Life insurance ensures coverage of burial costs, previous debt, and protects income after the loss of a loved one. It helps continue a legacy for our children and grandchildren while serving as a means for estate tax preparations or donations to an organization. Life insurance enables families to focus on what is important during some of the most difficult times in life.
Life insurance not only takes care of our family if we pass away. It also protects the family while growing assets. It answers the question, “What happens if I suffer an injury that does not take my life, but does not allow me to provide at the same level I used to? How will the bills get paid and how does food continue to make it to the table?” Long Term Disability insurance brings peace of mind by offering security for those instances.
One of three things are going to happen in the span of one’s life that is out of his or her control: Not living long enough, living too long, or being disabled in between. Life insurance covers not living long enough, and long term care covers living too long, but what is going to fill the gap of being disabled?

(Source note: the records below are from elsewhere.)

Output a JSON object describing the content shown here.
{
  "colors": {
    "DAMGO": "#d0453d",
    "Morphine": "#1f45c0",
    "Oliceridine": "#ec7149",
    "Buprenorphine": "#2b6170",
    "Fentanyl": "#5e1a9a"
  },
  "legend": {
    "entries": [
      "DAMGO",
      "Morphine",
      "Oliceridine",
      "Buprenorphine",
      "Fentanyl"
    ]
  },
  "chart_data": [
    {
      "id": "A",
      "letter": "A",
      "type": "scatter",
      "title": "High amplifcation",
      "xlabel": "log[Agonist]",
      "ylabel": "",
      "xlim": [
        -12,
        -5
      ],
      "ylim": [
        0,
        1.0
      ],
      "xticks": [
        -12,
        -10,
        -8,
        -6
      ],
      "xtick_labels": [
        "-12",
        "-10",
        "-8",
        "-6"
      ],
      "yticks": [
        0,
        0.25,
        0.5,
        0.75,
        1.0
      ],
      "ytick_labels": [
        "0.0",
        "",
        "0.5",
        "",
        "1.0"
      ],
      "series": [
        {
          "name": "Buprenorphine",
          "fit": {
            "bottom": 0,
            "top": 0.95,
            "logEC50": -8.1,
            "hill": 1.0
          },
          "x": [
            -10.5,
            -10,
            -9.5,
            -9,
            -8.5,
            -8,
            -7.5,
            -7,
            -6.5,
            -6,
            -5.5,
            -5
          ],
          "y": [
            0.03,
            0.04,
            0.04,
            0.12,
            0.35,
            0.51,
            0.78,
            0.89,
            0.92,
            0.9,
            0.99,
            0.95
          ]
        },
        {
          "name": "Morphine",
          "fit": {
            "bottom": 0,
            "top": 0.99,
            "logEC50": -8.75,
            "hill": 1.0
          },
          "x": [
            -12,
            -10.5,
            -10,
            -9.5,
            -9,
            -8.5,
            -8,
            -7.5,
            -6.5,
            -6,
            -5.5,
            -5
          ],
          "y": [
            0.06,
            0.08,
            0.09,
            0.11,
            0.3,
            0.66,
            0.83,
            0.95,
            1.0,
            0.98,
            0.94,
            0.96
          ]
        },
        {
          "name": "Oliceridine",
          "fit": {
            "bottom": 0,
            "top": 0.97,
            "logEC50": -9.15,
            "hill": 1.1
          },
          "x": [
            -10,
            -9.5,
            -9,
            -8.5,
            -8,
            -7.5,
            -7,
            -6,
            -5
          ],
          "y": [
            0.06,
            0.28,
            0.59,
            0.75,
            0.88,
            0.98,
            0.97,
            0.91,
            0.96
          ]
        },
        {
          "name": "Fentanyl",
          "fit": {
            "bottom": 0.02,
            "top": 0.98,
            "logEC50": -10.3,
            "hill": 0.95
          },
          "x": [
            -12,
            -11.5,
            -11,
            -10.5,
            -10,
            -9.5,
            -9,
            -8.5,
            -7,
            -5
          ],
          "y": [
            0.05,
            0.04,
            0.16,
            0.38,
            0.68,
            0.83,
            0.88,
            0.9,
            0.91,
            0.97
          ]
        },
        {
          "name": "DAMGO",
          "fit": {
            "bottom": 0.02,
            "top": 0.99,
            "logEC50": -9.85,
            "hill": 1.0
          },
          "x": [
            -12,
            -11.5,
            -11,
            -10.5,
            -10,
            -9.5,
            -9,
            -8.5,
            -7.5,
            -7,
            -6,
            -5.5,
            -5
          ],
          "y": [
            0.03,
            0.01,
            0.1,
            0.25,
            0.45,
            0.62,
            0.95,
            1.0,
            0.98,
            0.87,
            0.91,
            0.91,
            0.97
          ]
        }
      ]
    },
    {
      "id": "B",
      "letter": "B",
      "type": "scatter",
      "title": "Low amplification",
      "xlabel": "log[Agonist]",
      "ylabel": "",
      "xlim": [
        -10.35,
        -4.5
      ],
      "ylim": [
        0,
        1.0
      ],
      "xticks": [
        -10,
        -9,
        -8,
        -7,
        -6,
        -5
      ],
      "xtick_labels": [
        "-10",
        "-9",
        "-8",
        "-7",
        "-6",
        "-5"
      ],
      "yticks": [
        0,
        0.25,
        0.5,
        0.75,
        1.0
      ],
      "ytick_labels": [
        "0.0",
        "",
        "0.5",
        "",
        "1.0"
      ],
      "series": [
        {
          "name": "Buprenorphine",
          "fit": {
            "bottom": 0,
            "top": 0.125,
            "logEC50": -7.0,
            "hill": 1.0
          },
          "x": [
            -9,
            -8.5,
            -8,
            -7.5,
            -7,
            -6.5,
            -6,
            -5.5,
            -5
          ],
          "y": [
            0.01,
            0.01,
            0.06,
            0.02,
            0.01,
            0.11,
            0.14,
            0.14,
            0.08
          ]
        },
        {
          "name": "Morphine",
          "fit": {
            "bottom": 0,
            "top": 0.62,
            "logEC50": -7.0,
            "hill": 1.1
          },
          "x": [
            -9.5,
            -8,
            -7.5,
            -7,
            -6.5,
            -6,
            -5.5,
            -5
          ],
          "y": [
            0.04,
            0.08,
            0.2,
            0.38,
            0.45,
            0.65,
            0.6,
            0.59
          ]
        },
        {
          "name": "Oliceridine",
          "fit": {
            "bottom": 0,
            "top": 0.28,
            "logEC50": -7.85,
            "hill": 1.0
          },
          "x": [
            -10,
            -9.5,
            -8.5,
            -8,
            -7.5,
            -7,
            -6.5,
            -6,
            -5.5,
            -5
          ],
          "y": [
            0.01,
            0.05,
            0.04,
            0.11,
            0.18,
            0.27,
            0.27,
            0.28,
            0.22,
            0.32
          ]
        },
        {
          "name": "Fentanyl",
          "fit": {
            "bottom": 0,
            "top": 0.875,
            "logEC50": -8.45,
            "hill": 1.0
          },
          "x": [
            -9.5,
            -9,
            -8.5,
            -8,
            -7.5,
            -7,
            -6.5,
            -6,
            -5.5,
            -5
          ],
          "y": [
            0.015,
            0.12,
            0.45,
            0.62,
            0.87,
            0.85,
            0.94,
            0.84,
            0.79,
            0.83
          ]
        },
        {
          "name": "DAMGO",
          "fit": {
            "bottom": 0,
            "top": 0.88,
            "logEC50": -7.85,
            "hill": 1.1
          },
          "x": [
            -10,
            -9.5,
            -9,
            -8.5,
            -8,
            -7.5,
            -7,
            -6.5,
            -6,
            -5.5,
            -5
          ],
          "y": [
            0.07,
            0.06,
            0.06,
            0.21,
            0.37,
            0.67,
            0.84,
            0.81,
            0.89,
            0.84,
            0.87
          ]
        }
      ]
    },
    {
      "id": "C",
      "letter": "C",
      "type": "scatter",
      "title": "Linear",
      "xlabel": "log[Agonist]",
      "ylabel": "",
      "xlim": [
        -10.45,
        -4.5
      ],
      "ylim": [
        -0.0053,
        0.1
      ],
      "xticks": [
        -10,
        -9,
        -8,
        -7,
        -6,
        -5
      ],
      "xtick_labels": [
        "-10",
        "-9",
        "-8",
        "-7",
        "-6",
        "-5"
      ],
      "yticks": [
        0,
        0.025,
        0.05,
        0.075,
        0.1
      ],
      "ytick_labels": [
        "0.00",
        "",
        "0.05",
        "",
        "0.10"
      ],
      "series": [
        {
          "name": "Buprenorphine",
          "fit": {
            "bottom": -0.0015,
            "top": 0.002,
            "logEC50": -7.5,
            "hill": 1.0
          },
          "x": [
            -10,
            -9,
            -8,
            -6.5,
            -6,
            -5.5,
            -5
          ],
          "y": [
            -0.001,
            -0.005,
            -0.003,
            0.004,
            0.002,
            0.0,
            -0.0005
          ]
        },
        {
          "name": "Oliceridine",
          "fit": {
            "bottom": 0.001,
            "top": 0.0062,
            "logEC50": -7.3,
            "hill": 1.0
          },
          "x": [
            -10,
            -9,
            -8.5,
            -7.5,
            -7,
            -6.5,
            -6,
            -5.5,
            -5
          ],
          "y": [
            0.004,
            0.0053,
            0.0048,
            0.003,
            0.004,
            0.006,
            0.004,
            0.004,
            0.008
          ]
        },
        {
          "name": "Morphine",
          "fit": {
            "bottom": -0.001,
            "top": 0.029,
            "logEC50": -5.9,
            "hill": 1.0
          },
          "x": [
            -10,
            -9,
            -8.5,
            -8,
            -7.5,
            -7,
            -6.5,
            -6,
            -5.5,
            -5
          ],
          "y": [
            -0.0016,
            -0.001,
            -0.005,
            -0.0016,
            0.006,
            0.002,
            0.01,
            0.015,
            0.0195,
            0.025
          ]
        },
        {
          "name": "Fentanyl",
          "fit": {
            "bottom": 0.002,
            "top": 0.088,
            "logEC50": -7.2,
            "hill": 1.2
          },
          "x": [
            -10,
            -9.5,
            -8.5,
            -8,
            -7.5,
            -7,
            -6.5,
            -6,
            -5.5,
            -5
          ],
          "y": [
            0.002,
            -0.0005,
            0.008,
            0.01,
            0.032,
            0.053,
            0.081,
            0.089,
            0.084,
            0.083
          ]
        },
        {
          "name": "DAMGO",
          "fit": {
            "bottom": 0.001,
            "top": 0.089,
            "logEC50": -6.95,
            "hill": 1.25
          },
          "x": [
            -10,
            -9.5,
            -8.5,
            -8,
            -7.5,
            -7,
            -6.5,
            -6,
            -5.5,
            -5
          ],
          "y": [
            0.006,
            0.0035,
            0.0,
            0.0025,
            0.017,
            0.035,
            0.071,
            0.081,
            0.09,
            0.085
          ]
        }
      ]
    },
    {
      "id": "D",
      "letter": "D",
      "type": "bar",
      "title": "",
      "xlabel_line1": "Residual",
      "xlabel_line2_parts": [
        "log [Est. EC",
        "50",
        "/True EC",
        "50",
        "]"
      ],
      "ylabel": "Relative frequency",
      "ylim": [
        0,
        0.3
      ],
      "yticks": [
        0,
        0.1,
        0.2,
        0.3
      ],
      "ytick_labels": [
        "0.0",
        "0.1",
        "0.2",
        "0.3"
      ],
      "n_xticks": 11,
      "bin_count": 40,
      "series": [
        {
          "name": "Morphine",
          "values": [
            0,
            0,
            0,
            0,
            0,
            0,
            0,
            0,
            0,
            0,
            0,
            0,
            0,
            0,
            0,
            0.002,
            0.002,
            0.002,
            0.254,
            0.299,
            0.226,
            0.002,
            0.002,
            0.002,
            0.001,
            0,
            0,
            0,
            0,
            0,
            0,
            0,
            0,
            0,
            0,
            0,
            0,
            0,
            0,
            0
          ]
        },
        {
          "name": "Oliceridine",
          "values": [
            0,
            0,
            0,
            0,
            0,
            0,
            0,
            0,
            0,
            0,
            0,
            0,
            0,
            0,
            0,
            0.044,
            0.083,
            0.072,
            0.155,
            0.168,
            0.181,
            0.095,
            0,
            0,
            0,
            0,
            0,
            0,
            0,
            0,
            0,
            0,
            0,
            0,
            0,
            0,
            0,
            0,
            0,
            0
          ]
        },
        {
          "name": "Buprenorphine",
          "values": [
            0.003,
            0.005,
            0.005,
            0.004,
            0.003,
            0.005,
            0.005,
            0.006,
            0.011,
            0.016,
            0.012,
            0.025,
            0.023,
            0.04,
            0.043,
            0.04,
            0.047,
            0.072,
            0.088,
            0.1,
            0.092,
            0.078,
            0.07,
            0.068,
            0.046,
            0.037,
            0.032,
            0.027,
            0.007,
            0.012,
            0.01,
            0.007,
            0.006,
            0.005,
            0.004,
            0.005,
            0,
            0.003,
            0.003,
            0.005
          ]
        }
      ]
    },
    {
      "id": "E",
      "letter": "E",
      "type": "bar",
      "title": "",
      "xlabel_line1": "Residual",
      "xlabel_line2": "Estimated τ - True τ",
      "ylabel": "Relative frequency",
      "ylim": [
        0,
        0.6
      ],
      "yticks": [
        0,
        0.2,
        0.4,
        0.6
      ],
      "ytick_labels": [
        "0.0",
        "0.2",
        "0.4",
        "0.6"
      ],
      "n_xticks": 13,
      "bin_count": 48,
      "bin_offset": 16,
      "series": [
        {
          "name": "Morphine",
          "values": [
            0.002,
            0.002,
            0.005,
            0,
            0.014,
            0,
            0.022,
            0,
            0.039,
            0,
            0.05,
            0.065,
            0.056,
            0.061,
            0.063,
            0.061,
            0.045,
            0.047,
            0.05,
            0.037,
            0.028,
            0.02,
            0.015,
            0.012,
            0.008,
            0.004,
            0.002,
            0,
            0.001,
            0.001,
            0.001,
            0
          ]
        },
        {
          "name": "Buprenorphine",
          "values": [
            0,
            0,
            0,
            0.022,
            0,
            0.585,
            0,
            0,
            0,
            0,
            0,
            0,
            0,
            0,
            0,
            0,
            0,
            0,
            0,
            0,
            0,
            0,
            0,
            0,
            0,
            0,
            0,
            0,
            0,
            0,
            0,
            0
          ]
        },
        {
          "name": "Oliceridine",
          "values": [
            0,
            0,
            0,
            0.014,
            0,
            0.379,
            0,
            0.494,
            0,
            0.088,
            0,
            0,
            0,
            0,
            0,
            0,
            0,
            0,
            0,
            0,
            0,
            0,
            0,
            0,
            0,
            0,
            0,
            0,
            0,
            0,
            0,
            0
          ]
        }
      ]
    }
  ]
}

Before we answer that question, here are some statistics to keep in mind:
- 1 in 4 of today’s 20-year-olds will become disabled before retiring
- The average Long Term Disability lasts 2.5 years
- 50% of Americans would be in financial trouble in one month or less following a disability diagnosis
Long Term Disability can be tailored to fit your needs and budget to fill the gap in becoming disabled. It is commonly referred to as “income protection within a disabling event.” Many of our daily professional tasks could not be completed after the loss of our voice, our hands, or our feet. Long Term Disability secures our family before an event like this happens.
Long Term Disability plans vary by benefit period to fit a person’s budget and personal needs. This flexibility can look like payouts for two years, to the age of 65, to the age of 67, etc. Individuals can also customize the elimination period from the date of the disability (i.e., when the coverage will kick in) from one day, thirty days, sixty days, one hundred twenty days, or even a year. Just 2% of your monthly income is usually all that is needed for protecting up to 60% of your income for the future.